There is another risk perception factor at work here too. Risk v. Benefit. Not long ago when measles and other childhood diseases were widespread, and lethal in hundreds of cases, the benefit of the vaccines outweighed their risk. Now the risk of the diseases has become so low that we only worry about the drugs. Curious. Because they’ve succeeded, we worry more about the vaccines than the diseases from which they are protecting our children.

The other note I got, from a thoughtful friend and father of an autistic child, was rife with mistrust of scientific findings that disagree with his beliefs.

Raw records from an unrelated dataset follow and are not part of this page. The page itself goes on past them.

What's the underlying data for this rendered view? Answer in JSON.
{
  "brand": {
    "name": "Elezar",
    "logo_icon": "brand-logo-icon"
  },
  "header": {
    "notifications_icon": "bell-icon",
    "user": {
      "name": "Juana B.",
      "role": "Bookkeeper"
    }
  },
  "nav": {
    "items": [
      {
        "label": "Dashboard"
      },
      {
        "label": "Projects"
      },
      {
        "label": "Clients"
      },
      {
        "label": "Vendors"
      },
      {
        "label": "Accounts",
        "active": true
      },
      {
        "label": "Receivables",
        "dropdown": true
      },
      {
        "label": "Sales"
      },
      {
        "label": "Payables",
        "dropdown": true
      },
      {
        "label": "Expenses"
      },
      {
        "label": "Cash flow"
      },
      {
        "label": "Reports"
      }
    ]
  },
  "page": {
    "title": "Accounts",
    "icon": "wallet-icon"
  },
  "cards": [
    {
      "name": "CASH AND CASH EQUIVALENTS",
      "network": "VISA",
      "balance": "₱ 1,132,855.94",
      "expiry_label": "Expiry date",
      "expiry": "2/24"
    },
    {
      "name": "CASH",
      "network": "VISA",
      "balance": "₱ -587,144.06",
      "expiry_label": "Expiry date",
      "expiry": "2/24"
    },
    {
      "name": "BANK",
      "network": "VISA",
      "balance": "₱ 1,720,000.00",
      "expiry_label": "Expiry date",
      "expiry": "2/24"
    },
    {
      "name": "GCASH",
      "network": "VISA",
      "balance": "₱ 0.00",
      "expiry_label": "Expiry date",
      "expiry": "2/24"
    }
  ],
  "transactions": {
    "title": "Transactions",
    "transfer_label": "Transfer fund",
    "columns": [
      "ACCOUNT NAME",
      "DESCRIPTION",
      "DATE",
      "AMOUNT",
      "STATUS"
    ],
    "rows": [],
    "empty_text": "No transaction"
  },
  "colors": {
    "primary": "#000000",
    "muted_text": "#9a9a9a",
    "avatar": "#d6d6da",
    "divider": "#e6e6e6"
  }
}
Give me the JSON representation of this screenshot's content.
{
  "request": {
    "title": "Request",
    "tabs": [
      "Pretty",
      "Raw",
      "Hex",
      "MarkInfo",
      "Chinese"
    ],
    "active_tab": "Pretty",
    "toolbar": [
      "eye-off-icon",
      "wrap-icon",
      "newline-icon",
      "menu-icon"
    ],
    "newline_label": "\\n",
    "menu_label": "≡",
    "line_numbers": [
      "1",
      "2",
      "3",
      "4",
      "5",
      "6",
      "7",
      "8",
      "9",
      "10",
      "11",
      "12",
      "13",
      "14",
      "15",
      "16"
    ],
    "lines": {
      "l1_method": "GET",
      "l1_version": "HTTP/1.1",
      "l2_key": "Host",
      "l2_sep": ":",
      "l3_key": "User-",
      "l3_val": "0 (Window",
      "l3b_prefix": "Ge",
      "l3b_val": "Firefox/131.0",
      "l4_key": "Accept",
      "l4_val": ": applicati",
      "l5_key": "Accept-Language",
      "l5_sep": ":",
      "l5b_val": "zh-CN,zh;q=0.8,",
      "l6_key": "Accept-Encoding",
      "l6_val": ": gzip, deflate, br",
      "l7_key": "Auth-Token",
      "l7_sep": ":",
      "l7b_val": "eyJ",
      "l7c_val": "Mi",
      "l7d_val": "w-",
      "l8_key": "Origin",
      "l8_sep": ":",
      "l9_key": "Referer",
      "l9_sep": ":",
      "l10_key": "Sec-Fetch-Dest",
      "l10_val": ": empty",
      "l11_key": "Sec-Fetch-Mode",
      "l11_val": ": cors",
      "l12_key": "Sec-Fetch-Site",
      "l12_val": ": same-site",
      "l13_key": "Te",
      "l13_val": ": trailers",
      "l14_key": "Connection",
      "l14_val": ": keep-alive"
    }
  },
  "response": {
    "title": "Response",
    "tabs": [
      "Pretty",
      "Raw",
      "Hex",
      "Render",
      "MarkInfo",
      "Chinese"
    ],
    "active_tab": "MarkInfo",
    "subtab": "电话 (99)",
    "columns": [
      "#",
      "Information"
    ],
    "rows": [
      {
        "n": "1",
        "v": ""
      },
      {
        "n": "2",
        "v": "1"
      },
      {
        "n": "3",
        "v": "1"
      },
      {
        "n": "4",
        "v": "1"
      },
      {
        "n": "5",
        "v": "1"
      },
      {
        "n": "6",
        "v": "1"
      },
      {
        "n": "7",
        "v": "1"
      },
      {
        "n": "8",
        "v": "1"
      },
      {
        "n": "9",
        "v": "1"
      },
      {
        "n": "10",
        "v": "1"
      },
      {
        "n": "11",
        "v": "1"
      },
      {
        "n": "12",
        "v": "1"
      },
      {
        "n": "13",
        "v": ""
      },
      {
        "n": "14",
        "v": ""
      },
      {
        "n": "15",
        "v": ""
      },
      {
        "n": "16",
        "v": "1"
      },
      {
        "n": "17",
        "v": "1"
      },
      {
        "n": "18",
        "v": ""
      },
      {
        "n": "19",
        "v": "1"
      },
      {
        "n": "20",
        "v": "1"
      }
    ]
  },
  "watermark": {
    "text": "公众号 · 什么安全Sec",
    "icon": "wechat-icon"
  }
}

He focuses his mistrust on only one or two studies denying the vaccines-autism link, about which conflict of interest questions have been raised, but ignores hundreds more that find the same thing. He mistrusts government and pharmaceutical companies. As we all should, to a reasonable degree. This thoughtful friend says that if the science is that strong, it will stand up to scrutiny. It has, many times over, at least to those not seeing the issue through the perspectives of their fears. When is there enough evidence? Only when it agrees with what we want it to say? When is there enough evidence so that we don't automatically dismiss as untrustworthy anyone who provides an answer which conflicts with our fears?

This isn't about denigrating the real and passionate concerns of those whose fears don't match the mountain of evidence that says they're wrong. Trust matters. Control matters. Risks to kids will always evoke deep concerns. It makes sense that we're less worried about diseases that are mostly forgotten so the benefit side of vaccines is less obvious than the risk side of the tradeoff. In the context of risk perception psychology, these fears make sense.

Rather, this is about making healthy choices. Not just for our own children, but for our friends and neighbors and society at large as well. Decision making from the heart, no matter how right those passions feel, may lead us into greater danger. We need to find out what is causing the rise in autism. Focusing on the disproved link with vaccines diverts time and attention from potentially more telling lines of investigation. It fuels a growing public mistrust in science and government. Sometimes our worries, as valid as they are, can get so unreasonable that the Perception Gap becomes the greatest risk of all.